自分が変わるきっかけになったので、その先生のように、悩みを持っている子に手を差し伸べられるような人になりたいと思うようになりました。それが、教員になろうと思ったきっかけです。

「学校に来ない子」との関わりで変化した、自身の価値観

ーー 愛弓さんは、学生時代にフリースクールでボランティアをされていたそうですね。

はい。今後教員になることを考えたときに、子ども達と関わる経験はしておきたいなと思ったんです。大学2年生までは部活に入っていたのですが、子ども達と関わるような機会はありませんでした。そんなときに、大学の授業でフリースクールについて学んで、そこから興味を持ちました。

気になって自分でも調べてみたら、授業で紹介されていたフリースクールから大学にボランティアの依頼が来ていたんです。「ここなら子どもと関われる」と思って、ボランティアをさせてもらうことになりました。

ーー 子どもと関わりが持てるのは、他にも塾や家庭教師などの選択肢もあると思いますが、その中でフリースクールを選んだ理由はなんだったのでしょうか。

「学校は行くべき場所」という強い意見を持っていたわけではありませんが、「行くのが当たり前」という感じで思っていました。正直に言うと、小学校や中学校時代に学校に来ていなかった子に対して、あまり良いイメージは持っていなかったんです。

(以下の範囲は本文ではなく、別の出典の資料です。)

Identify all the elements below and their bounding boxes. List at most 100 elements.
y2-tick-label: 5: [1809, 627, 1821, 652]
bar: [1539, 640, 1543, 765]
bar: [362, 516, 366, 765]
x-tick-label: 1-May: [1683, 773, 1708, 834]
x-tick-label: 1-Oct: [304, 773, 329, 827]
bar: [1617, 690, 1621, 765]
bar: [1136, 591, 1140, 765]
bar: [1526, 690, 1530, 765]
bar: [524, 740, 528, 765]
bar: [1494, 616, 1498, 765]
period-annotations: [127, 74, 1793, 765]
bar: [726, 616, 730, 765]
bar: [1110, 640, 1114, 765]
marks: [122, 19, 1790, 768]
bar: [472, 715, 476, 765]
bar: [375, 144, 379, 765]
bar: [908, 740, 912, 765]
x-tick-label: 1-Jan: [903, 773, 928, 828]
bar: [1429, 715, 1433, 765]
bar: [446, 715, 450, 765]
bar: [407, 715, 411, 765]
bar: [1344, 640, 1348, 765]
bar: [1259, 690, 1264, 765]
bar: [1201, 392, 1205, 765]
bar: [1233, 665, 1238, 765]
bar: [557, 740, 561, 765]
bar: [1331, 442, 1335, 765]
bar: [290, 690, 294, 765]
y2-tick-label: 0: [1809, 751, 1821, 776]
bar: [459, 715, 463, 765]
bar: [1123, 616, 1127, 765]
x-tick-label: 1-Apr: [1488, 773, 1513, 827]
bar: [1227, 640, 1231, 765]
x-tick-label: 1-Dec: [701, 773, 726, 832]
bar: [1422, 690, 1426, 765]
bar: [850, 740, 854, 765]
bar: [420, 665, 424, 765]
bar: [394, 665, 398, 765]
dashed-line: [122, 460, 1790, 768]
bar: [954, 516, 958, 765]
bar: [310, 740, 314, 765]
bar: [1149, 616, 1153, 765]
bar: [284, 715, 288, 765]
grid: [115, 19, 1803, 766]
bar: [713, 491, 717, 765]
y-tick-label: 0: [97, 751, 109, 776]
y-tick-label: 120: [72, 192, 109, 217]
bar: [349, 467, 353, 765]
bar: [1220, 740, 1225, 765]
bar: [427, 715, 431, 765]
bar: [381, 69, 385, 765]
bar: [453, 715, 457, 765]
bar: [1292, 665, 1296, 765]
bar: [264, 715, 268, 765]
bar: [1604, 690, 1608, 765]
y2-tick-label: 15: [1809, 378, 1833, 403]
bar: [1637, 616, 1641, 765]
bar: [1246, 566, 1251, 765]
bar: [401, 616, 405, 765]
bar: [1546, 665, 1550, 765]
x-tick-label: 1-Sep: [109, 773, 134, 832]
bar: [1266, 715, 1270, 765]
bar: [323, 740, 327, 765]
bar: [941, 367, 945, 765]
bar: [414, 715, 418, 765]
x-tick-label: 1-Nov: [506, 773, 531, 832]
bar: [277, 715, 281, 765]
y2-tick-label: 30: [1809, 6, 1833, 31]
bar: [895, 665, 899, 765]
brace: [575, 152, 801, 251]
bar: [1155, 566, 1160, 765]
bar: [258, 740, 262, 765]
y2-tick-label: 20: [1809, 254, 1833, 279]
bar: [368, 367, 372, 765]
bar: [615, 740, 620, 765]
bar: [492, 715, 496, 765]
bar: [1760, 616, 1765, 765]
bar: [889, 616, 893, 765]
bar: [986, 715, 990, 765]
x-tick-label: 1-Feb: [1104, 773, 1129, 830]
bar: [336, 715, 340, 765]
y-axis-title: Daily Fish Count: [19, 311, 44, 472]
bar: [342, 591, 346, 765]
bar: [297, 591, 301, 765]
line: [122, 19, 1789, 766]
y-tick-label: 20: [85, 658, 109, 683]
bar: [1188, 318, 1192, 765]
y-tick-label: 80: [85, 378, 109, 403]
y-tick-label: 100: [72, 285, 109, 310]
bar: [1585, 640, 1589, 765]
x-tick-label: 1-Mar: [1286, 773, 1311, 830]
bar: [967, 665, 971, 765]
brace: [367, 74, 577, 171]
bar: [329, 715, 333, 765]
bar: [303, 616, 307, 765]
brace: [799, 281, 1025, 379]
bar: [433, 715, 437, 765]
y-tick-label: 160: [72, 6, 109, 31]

これから教員になることを考えたときに、きっと学校に来ないような子ども達とも関わりと持つだろうと思いました。フリースクールに来る子達と関わることで、「学校に来ない選択をする子」について少しでも知ることができるかもしれないと思ってフリースクールを選びました。

ーー フリースクールでボランティアをしてみて、子ども達に対する印象は変わりましたか?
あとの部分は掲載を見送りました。